# Tank size for Firehead/Quetzal



## Melanochromis (Mar 30, 2005)

What is the minimum for a Firehead (Vieja synspilum) and would fish like Convicts, Firemouths etc be the best tankmates? I'm just asking as a LFS in my area has some Vieja species for decent prices and I've always wanted to give them a go.


----------



## blkmjk (Apr 9, 2011)

Well I am far from a expert but in my experience most Vieja species are agressive some more than others. Black Belts, Fire Heads, Regani, all can be pretty rowdy. But I dont think Convicts will bother them much. I personally have had a Black Belt and she was unmerciful and relentless in her pursuit of terror. She dominated my JD,GT, and anything else she wanted. One of the most beautiful fish I have owned and also one of the angriest. Tank size is the key to success with the large 12" + Vieja species 100 gal or more IMHO.

Drew (CICHLID OOBER-NOOB)


----------



## Melanochromis (Mar 30, 2005)

Thanks for your reply. Just read a post on another about an 8 inch Firehead killing an Oscar. According to the profile on here they are listed as peaceful/mildly aggressive. I am aware of how aggressive Blackbelts can be so wouldn't want one. If anybody else has any input I would appreciate it.


----------



## clgkag (Mar 22, 2008)

You are talking about a fish that can get up to 17". I would say a 24" wide tank would be ideal. I would look at a 6'x2'x2' at least.


----------



## Melanochromis (Mar 30, 2005)

clgkag said:


> You are talking about a fish that can get up to 17". I would say a 24" wide tank would be ideal. I would look at a 6'x2'x2' at least.

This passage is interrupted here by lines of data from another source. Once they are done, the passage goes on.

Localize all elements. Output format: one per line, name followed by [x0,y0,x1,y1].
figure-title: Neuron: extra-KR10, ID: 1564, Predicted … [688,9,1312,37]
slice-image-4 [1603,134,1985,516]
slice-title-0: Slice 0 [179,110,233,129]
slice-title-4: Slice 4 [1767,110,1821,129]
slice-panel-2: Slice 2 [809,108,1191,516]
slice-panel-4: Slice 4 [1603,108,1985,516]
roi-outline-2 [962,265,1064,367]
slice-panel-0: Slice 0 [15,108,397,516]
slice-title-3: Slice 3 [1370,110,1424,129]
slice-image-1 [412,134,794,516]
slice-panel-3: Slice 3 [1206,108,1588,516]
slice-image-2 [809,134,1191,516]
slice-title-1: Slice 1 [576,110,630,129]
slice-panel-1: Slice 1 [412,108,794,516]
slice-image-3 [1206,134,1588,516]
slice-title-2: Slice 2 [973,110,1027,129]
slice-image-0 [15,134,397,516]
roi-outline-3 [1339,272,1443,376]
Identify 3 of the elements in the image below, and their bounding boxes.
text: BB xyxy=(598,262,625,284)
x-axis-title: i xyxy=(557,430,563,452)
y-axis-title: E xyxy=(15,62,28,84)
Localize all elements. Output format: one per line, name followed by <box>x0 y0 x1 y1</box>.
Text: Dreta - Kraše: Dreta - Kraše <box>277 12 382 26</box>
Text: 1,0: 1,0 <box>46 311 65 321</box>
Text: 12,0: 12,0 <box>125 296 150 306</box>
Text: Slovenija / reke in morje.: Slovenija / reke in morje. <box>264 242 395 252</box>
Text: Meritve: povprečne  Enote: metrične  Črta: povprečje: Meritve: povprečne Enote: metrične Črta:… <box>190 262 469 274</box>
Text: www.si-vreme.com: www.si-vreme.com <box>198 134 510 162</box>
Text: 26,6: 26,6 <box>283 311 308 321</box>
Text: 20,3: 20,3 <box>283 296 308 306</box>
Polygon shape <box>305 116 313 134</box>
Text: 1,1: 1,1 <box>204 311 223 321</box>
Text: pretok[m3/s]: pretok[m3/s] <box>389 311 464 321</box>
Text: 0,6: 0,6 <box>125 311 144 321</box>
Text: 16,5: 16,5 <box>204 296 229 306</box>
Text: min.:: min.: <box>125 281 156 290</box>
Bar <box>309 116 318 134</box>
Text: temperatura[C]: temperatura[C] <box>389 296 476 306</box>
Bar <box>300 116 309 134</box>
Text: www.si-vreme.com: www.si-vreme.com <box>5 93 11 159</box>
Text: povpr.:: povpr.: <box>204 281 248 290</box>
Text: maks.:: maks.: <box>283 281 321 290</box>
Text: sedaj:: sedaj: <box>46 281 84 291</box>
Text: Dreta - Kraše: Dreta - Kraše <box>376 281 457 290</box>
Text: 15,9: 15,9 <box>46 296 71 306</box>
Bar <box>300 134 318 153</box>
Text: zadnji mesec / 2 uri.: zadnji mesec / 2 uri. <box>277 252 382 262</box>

I've read somewhere about a 75 gallon tank being suitable, but some people are suggesting 100 gallon plus. Would like to hear from anyone who has experience them.


----------



## MonteSS (Dec 8, 2008)

Gallons dont mean much. For example a standard 90g is only a 4 foot tank. As stated a 6 x 2 x 2 (standard 180) would be best.

No way in a 75g.

....Bill


----------



## clgkag (Mar 22, 2008)

Melanochromis said:


> clgkag said:
> 
> 
> > You are talking about a fish that can get up to 17". I would say a 24" wide tank would be ideal. I would look at a 6'x2'x2' at least.
> ...


I have a syn. It is still young, but it is in a 96" x 30" footprint tank. It is still only around 10" but is growing fast. Very beefy fish also.


----------



## Melanochromis (Mar 30, 2005)

Thanks for your help, I guess I just don't have room for one at the moment. I'll stick to the smaller American cichlids.


----------



## Cich150 (Oct 12, 2011)

Just wanna add my peice - I have (see my signature for my fish in my tank) but as you will see it has 3 veija variety 2 boys n one girl...to be honest my are juvy but re a decent 5-6 inches + - as long as their tank mates are larger than them they leave em well alone...although during feeding they are highly active - and scare off tank mates large n small...and are agressive during feeding with their own veija kind...they leave my tetras, convicts alone completly almost mocking them at times-I know this will change when these guys can fit in my Veija's mouths - however...they ARE great fish, intelligent and worthy of a wonderful/planted/sandy substrate/ casually aerated and LARGE tank!  IMOP


----------



## Melanochromis (Mar 30, 2005)

Thanks Cich150 it helps to be able to understand their behaviour. I was was at an LFS yesterday where I picked up my new male pink Convict where their was also a large Synspilum which was housed with Convicts and Parrots. There were also Chocolate Cichlids, I know now that these also get to 12" but are listed on the CF profile as being more peaceful. Anybody out there keep one? (I know this a south american species)


----------



## phishes (May 17, 2005)

I keep my 4.5'' syn in a 6' 150g with a JD, salvini, a. robertsoni, h. deppi, a. rostratus, and a nic. My syn is very peaceful, and even gets bullied by the smallest in the tank-the a. rostratus.


----------



## Billy the Fish (Oct 3, 2011)

I have had a pair in a 6x2x2 and they thrived in there. my male reached 15 inches and the female around 11 inches. Tank mates included three Firemouths, a green phantom pleco and two HRPs.

I hope that helps mate.


----------